Semejante proeza (que escoceses y quebequeses contemparon con envidia) se asentó en las dos 'p' que caracterizaron la movilización social  y su correlato político: paciencia (infinita) y pacifismo (a ultranza). Por decirlo en términos gramscianos, la acumulación de fuerzas fue la virtud principal de un movimiento que se hizo hegemónico en sectores decisivos de la sociedad catalana.

El misterio de las prisas

Y de repente, todo fueron prisas. El porqué es un misterio. Se lo pregunté una vez a Puigdemont y la (no) respuesta fue el compromiso adquirido con sus electores. Como si en política los compromisos fueran inamovibles. Como si él fuera más un hombre de partido que el presidente de una nación. Quizá fuera por la influencia de aquel «'tenim pressa, molta pressa'», de Lluís Llach, o por la ilusión que una independencia exprés suscita en la gente de una generación que libra la última batalla. Yo creo que ERC pensó que la cerrazón de Rajoy constituía una oportunidad de oro. Ahora o nunca, pensaron. Como en 1934. 

Ocasiones únicas

Las prisas pueden justificarse si se trata de asaltar el Palacio de Invierno o La Bastilla, pues hay ocasiones que solo se dan una vez en la vida. Pero no suelen ser compatibles con seguir ganando adeptos. Y el 'procés' necesitaba seguir ganándolos. Luego vino el espejismo provocado por las torpezas del PP. Los horizontes del soberanismo se ensancharon hasta límites indecibles pero etéreos. Mucha de la gente nueva que ha salido a la calle contra el 1-O o el encarcelamiento de Sànchez y Cuixart lo ha hecho más por rechazo a la violencia que por la independencia. Las prisas provocaron una dinámica diabólica que soliviantó la calle, endureció el Estado y liquidó el Parlament. Y abrió una peligrosísima deriva de cuanto peor, mejor.

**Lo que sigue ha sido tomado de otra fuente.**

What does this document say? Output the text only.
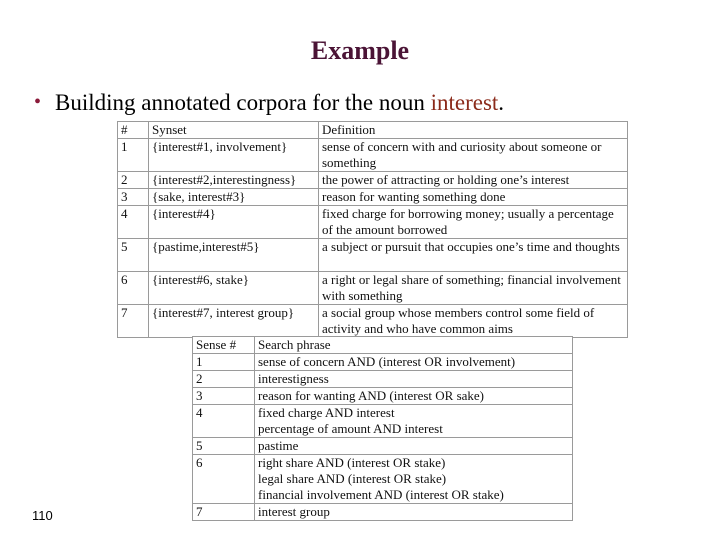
Example
• Building annotated corpora for the noun interest.
#	Synset	Definition
1	{interest#1, involvement}	sense of concern with and curiosity about someone or something
2	{interest#2,interestingness}	the power of attracting or holding one’s interest
3	{sake, interest#3}	reason for wanting something done
4	{interest#4}	fixed charge for borrowing money; usually a percentage of the amount borrowed
5	{pastime,interest#5}	a subject or pursuit that occupies one’s time and thoughts
6	{interest#6, stake}	a right or legal share of something; financial involvement with something
7	{interest#7, interest group}	a social group whose members control some field of activity and who have common aims
Sense #	Search phrase
1	sense of concern AND (interest OR involvement)
2	interestigness
3	reason for wanting AND (interest OR sake)
4	fixed charge AND interest
	percentage of amount AND interest
5	pastime
6	right share AND (interest OR stake)
	legal share AND (interest OR stake)
	financial involvement AND (interest OR stake)
7	interest group
110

Con la aceleración de los ritmos, Puigdemont descubrió cuán erróneos eran los vaticinios de Mas y Sala i Martin. La fuga de empresas impide seguir cosechando adhesiones. Incluso mantenerlas. Y la sacudida que dio al 'procés' la perspectiva de una DUI ha despertado todos los demonios. Entre otros el de la fractura social. Aquella que el independentismo siempre había negado. La que sus más lúcidos defensores siempre habían temido. Hasta en mi barrio, en el Born, han aparecido banderas españolas. ¿Ingenuidad? Más bien ceguera provocada por los éxitos.

Tengo un amigo en una gran ciudad del cinturón industrial que cada jueves se reúne con mas de mil independentistas. Decididos a todo. Respeto su determinación pero cuando le recuerdo que la participación en su ciudad fue del 23%, mira para otra parte. Esto es lo que hicieron los líderes del 'procés' tras el 1-O. Huir hacia adelante. Vamos a ganar y, si hace falta, vamos a resistir, dice mi amigo. No será fácil. Porque el tiempo y el 155 se les vienen encima.